A burguesia é uma palavra originária da língua francesa (bourgeoisie), usada nas áreas de economia política, filosofia política, sociologia e história, e que originalmente era uma classe social que surgiu na Europa na Idade Média (séculos XI e XII) com o renascimento comercial e urbano.[1][2] No mundo ocidental, desde o final do século XVIII, a burguesia descreve uma classe social, caracterizada por sua propriedade de capitais, sua relacionada "cultura", e sua visão materialista do mundo. Na filosofia marxista, o termo "burguesia" denota a classe social que detém os meios de produção de riqueza, e cuja preocupações sociais são o valor da propriedade e da preservação do capital, a fim de garantir a sua supremacia econômica na sociedade.[3] Na contemporânea teoria social o termo burguesia denota a classe dominante das sociedades capitalistas.[4]

A formação da burguesia[editar | editar código-fonte]

Inicialmente os burgueses eram os habitantes dos burgos (pequenas cidades protegidas por muros), estes eram pessoas que dedicavam-se ao comércio de mercadorias (roupas, especiarias, joias) e prestação de serviços e não eram bem vistas por integrantes da nobreza, que até então eram os principais detentores do poder.

Desprezados pelos nobres, estes burgueses eram herdeiros da classe medieval dos vassalos e, por falta de alternativas, dedicavam-se ao comércio que, alguns séculos mais tarde, serviria de base para o surgimento do capitalismo.

Com o surgimento da teoria maxismo a partir do século XIX, a burguesia passou a ser identificada como a classe detentora dos meios de produção na ordem social capitalista. Como tal, lhe foram atribuídos os méritos do progresso tecnológico, mas foi também responsabilizada pela reprodução da opressão pelo trabalho na sociedade contemporânea. Os marxistas cunharam também o conceito de "pequena burguesia", que foi como chamaram o setor das camadas médias da sociedade atual, regido por valores e aspirações da burguesia.

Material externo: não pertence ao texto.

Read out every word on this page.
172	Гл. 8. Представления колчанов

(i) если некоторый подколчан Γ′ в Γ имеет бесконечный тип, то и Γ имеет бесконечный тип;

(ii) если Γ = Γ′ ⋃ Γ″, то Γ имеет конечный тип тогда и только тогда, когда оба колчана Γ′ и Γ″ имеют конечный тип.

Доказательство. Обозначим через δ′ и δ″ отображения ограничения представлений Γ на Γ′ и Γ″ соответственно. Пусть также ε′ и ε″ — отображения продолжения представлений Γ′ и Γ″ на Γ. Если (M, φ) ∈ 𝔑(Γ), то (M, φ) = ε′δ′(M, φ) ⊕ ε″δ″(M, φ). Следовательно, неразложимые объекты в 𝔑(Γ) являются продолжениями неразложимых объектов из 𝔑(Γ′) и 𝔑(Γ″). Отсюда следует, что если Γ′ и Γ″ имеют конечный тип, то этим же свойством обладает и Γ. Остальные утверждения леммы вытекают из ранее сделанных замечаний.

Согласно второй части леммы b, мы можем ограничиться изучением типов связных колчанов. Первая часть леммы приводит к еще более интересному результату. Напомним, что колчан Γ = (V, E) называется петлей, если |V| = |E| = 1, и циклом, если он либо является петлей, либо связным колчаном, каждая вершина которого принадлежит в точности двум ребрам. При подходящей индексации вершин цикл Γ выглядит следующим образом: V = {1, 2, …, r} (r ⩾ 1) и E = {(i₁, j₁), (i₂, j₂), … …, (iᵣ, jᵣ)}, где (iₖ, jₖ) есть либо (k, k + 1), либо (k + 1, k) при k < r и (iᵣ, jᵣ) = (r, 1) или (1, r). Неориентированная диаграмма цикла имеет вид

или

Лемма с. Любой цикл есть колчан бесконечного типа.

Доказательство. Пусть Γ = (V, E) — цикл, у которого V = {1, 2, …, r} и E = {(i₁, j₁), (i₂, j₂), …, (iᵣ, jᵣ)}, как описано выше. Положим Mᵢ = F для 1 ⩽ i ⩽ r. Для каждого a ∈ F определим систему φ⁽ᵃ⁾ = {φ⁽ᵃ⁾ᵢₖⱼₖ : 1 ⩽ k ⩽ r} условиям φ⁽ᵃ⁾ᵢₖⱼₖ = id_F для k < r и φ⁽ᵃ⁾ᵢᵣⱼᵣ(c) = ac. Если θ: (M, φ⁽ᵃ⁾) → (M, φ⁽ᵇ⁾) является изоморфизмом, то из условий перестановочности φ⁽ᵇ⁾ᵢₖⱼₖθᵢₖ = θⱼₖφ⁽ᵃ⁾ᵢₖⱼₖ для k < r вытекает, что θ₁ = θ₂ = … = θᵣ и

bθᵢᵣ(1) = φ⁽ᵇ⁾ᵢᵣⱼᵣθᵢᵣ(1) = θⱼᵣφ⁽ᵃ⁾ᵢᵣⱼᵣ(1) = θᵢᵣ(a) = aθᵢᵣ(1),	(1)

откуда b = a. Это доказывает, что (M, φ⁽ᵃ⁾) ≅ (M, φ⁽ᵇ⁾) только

As igrejas da Idade Média, além de dar o conhecimento religioso aos cristãos, tomaram conta do ensinamento nas escolas, que ficavam anexas aos mosteiros. Com o surgimento da burguesia, parte das novas escolas passaram a ser administradas por esta classe que passou a ensinar novas matérias, além do conhecimento religioso.

Ascensão da burguesia[editar | editar código-fonte]

Na Baixa Idade Média, quando as cidades começaram a se formar e crescer, artesãos e comerciantes começaram a emergir como uma força econômica. Eles formaram as guildas, que eram associações e companhias que tinham o objetivo de promover o comércio e seus próprios interesses. Essas pessoas eram os burgueses originais. Na Baixa Idade Média, aliaram-se com a nobreza através de casamentos, para enfraquecer o sistema feudal, transformando-se gradualmente na classe governante de nação-estados industrializadas.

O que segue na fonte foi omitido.